15 Food Service Trends for 2015

 

Trend 4: 250,000 ways to order a burger — and quite a few ways to order a shake

Five-GuysWith 15 toppings and several different sizes, Five Guys Burger and Fries claims it offers 250,000 options in its more than 1,200 units. Recently, the fast-casual star expanded the customizable concept to milkshakes, which it is testing at 25 locations all over the East Coast. Starting with a basic vanilla shake, customers can add any of 10 ingredients to personalize their order. A number of other burger-and-shake chains continue to test the customizable concept as well.

Operational Impact: The addition of shakes means an added section to the open prep line. At Five Guys, staff assemble burgers at one end, while another staff member mans the compact shake station. The shake station includes dispensers for cherries, bananas, Oreo cookies, salted caramel, peanut butter, coffee, chocolate, malted milk, strawberries and, yes, bacon. A staff member holds each shake under a blender for a few minutes before covering it with whipped cream, if desired, and serving it. Offering fresh bananas and strawberries as shake options means additional prep in the back of the house. Different toppings for burgers also requires an organized station of options that are easily reached by staff.

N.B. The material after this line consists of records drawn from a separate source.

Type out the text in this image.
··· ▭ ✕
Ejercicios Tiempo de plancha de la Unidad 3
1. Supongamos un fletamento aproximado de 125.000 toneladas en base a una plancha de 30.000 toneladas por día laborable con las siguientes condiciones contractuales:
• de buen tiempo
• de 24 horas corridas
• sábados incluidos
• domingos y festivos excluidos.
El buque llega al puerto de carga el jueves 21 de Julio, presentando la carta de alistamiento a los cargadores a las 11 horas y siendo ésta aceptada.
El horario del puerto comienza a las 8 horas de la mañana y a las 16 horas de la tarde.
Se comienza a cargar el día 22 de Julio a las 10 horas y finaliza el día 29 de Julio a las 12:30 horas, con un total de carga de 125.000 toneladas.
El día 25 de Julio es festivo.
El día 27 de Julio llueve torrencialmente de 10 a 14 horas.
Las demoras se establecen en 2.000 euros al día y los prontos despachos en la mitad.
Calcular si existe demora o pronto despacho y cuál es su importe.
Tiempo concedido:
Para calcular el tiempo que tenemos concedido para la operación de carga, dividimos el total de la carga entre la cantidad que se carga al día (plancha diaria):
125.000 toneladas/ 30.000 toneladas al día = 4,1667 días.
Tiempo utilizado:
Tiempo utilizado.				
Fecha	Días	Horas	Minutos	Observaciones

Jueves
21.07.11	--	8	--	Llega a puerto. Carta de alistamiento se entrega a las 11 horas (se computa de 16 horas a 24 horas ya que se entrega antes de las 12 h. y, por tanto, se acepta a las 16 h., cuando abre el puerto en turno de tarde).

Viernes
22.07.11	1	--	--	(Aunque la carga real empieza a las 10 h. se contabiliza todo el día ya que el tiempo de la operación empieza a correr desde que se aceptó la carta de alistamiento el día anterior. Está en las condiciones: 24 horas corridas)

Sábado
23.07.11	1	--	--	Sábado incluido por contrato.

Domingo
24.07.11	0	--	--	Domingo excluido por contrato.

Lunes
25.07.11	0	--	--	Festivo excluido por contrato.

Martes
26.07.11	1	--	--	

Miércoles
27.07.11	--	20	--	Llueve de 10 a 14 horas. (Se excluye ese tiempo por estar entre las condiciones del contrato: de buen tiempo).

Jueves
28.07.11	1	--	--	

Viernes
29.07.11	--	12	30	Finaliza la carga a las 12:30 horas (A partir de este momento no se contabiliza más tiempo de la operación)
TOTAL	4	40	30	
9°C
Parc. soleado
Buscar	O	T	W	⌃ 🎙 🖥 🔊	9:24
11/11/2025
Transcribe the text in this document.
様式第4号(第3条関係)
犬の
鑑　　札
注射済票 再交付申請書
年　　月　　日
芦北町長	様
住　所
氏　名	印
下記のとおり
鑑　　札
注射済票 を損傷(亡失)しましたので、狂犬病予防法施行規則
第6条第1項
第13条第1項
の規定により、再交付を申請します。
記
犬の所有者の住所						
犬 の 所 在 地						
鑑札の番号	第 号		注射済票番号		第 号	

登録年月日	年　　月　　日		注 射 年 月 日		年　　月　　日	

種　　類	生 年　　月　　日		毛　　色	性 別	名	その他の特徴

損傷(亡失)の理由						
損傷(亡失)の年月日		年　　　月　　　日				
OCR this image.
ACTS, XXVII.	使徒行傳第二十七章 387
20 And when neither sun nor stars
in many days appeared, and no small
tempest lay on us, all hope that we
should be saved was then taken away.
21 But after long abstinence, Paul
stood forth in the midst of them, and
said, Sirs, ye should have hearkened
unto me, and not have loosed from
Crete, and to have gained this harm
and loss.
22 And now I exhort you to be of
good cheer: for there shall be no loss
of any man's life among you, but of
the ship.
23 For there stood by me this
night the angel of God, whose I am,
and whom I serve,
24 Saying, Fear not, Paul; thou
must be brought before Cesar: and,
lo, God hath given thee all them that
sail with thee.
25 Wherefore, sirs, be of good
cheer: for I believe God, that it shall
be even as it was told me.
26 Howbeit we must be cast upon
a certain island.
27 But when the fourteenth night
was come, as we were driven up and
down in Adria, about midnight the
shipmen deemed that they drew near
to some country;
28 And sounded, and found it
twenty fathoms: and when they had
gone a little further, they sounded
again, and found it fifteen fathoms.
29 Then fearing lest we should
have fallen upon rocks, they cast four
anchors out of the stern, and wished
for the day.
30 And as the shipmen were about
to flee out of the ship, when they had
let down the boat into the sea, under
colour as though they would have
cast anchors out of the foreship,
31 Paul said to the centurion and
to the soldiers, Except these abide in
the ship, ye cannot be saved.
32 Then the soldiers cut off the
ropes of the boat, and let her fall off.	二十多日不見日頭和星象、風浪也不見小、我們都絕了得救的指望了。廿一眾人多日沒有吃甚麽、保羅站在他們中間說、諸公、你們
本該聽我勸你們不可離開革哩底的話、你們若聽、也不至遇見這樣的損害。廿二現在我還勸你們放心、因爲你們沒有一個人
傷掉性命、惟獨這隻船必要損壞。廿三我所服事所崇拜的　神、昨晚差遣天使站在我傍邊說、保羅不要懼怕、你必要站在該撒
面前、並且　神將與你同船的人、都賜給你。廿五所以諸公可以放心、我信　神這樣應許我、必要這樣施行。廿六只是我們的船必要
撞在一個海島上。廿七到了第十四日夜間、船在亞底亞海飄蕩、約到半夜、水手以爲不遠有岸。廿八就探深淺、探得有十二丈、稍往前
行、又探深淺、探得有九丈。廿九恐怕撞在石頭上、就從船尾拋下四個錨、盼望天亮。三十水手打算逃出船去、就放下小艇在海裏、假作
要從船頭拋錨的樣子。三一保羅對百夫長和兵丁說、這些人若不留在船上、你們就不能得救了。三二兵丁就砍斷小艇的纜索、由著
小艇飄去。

Trend 5: Small plates still spinning

Although they have been around for a while, small plates have staying power. Consumers frequently order these tapas-sized menu items instead of an entrée, making the meal three plates instead of one. This satisfies diners' cravings for variety, offering a mix-and-match opportunity for one or more patrons. It also allows chefs to be more creative, coming up with interesting combinations for a greater number of dishes.

Operational Impact: Variety in menu options may mean a need for additional prep and storage areas. Depending on the complexity of the items, additional staff may be necessary too.

Trend 6: Pizza is getting ready for its close-up

Pizza Hut is test marketing a lighter option. Called "Skinny Slice" pies, they have less dough and lighter toppings. The Toledo market is testing a slice that has a choice of 5 toppings and is less than 300 calories. To compare, the West Palm Beach market is testing 6 predetermined pie choices that weigh in at 250 calories or less. With government regulation of menu labeling, the healthier options will help pizza operators with their nutritional story.

Domino's now has a store prototype that runs counter to its traditional delivery model. Called "Pizza Theater," the redesigned space offers guests a chance to sit at a counter and watch the production of their pizzas. This open kitchen design doubles the amount of space formerly dedicated to the front of the house and features a step platform that enables kids to watch too. The theater aspect, showing the made-for-you process, communicates freshness and transparency. Domino's now incorporates a more authentic appearance, using real wood and real brick wherever possible. The new stores also feature big-screen TVs and order-tracking screens. Chalkboard walls allow guests and staff to leave messages or share thoughts. Some units even allow space for in-store dining.

Operational Impact: Changing the prep specs for pizza, à la Pizza Hut, will not necessarily change the design or equipment. It will, however, require training for the production line in terms of workflow and will require new signage. A complete redesign of an existing footprint, as with Domino's, calls for new decor items. Domino's did not incur the expense of relocating ovens and ventilation equipment, but guests can now see all the action thanks to the open production area.